John C. has clearly stated the right answer.

Let me take a moment to analyze the *wrong* answer a little bit also.

I haven't made a scientific study of the abnormal psychology of moist air,
but my experiences tend to confirm Alvin's report : the wrong opinion is
widely and often strongly held.

1) Most people have no way of measuring the quantity physicists call
density, so for them the word is an abstract, almost metaphorical concept.
Density may be a metaphor for "resistance" --- in the sense that the
"sticky" summer air "resists" my efforts to run a marathon.

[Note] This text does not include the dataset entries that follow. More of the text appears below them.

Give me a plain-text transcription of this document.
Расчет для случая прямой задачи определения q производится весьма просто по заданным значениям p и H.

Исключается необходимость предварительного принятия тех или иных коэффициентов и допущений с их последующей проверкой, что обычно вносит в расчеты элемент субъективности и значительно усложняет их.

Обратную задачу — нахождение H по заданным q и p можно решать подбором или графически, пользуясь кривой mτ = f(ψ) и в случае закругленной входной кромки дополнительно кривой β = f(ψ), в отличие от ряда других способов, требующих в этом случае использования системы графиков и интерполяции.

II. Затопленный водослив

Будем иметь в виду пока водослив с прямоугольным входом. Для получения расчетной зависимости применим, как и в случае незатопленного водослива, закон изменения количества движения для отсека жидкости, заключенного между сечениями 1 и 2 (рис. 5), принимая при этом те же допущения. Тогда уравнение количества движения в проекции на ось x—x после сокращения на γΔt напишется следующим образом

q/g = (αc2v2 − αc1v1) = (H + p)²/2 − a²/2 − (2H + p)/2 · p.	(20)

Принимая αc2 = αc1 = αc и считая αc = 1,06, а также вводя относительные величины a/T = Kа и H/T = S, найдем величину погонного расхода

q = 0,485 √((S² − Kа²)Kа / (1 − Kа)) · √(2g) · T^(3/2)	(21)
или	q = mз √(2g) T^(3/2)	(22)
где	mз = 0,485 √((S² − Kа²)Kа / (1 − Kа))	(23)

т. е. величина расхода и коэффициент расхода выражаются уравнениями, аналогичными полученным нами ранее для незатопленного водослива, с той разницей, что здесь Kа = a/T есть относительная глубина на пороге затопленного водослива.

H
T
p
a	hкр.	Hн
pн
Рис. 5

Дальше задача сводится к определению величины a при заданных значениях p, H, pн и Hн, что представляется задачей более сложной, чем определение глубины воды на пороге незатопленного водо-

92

This leads to the question: who cares about the physical (as opposed to
metaphorical) density? Answer: pilots, among others.
a) If you are flying a balloon, you care quite directly about the
physical density.
b) For an airplane, you care about the dynamic pressure (1/2 rho V
squared), so when rho goes down, you need a higher V to support the weight
of the airplane. The higher speed means more runway for takeoff and landing.
c) For any typical fuel-burning engine, increased humidity leads to
decreased performance. The effect is even worse than you would predict on
the basis of density alone, because at any given pressure the H2O is
*displacing* the O2. Consider "air" when the dewpoint gets to 99C; it is
almost pure water vapor.

2) Consider the psychological rule of thumb: "Learning proceeds from the
known to the unknown". People support the wrong answer by arguing by
analogy: when I take a dry sponge and add water to it, the sponge gets
heavier and more dense. They think that the atmosphere is analogous to a
sponge. They use this wrong analogy in many ways. In particular, they use
it to form a wrong model of "relative humidity", by saying that the air can
only "hold" so much moisture. Fooey! At any given temperature, a box with
no air in it can "hold" just as much moisture as a box with air in it.

In my experience, until you get people to grok this picture (a box with no
air, just water vapor in equilibrium with a small pool of water at the
bottom) then there is little chance of getting them to accept Dalton's law
of partial pressure.

Read my lips: it's not a sponge!

Cheers --- jsd



At 06:10 AM 7/20/99 -0400, John Cooper wrote:

dry air is actually denser than moist air, contrary to what majority of
our clients thought. in one particular session, i encountered a teacher
who was quite hard to convince. kindly provide me with a thorough
explanation.
For a 'perfect' gas mixture, P = (Sum n) RT/V.
But Density = (Sum n*FW)/V
Since the formula weights of water, N2 and O2 are .018, .028 and .032,
replacing the latter two with water results in a lower density at
constant temperature and total pressure.